Definitivamente, el amor es imposible entre Felipe González y Pedro Sánchez. Se han intentado distintas fórmulas de acercamiento, pero siempre se ha impuesto el incremento de distancia.
De nada ha servido que se le diga a González que no remede la opinión sobre Sánchez que tenía César Alierta o cualquiera de los empresarios avezados en los miedos a un gobierno de dos fuerzas de izquierda. Producida la coincidencia del ex presidente con el desaparecido ex presidente de Telefónica sobre el candidato Sánchez resultaba inútil la medición en milímetros de esas diferencias.
Esto no viene de ahora, esto viene de atrás, de cuando los afectos de González ya eran escasos respecto del a la sazón candidato a secretario general en las primarias contra la adversaria Susana Díaz. En aquel momento las compañías en apoyo de la dirigente andaluza no solo pasaban por el ex presidente sevillano, también lo hacían por Alfonso Guerra, Alfredo Pérez Rubalcaba y otros significados socialistas de la primera época de 1982 y subsiguientes. La opción de Sánchez se impuso por diez puntos de diferencia a los deseos de Felipe para entronizar un nuevo tiempo superador de prácticas entre la ignominia y la infamia.
Luego llegó lo de la sentencia de la Gürtel, la moción de censura y las elecciones generales sucesivas hasta el gobierno procedente de noviembre de 2019. González ha sido convocado, es de esperar que se produzca algún retortijón en su aparato digestivo ideológico, por Pablo Casado a un paso al frente en la procura del “socialismo patriótico”, cuya inscripción en el registro de marcas ya está tardando.
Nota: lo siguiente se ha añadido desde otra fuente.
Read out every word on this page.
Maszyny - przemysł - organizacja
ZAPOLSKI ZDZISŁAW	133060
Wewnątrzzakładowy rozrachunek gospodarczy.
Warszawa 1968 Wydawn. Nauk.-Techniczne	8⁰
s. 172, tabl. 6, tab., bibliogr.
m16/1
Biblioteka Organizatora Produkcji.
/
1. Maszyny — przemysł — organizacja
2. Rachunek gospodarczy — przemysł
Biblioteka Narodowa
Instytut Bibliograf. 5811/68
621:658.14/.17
Felipe se adentra cada vez con más devoción en el mar de lo presuntuoso. Y eso no es bueno ni para él ni para su entorno ni para su parcela en la historia contemporánea, a cuyo primer apellido tan ibérico le puede suceder un añadido , tal y como se hacía con los monarcas de la marca Austria, que los signaba para siempre.
Tal y como sucedió con el Hechizado, a nuestro presidente sevillano está a punto de caerle el remoquete de “el envidioso”, porque su presunto carisma de estadista puede ser enturbiado por la patología de la desazón por la comparación. El fino analista Jordi Gracia habló hace unos años del sector “canoso” del socialismo que viene a coincidir con el socialismo “patriótico” de la factoría Casado. Felipe está por derecho propio en el paraíso de la historia, embadurnado ya incluso por la derecha, la misma que lo repudiaba en los años ochenta del pasado siglo.
Enrique Gómez Carrillo, crítico literario de Guatemala, le espetó a Rubén Darío, su compatriota, según cuenta Juan Antonio Pérez Mateos, en su radiografía del diario ABC, “yo tengo orgullo, usted vanidad”. La vanidad puede ser un pecado, pero en política es un error que perjudica notablemente a una opción pública, que en este caso despierta la sorpresa cuando damnifica al mismo partido político, en este caso el partido socialista. Felipe González nunca gobernó con el partido comunista y con Santiago Carrillo tuvo que masticar un tabaco ácido que consistía en los “cien años de honradez y cuarenta de vacaciones” del PSOE, pero en cambio labró una relación amplia, provechosa y duradera con Jordi Pujo, cuando las mayorías se tornaron en minorías.
Ahora, entre patria y cana, entre ombliguismo y vanidad, no se conforma con su proyección internacional, almuerzo en Venezuela, cena en Ciudad de México, sino que se encuentra en ese bienestar del “dinero como fastuosa geografía”, que define Octavio Paz. Todavía no desmiente lo categoría del socialismo patriótico, como si el socialismo gobernante fuese defensor de las anomalías desestabilizadoras del Estado. González está a tiempo del silencio.
La locuacidad inoportuna por razón de Estado y por causa de pertenencia a la misma formación le coloca en “el día en que empieza a no ser nadie”, la sentencia de Lord Byron a su médico John Polidori por activista de la molestia.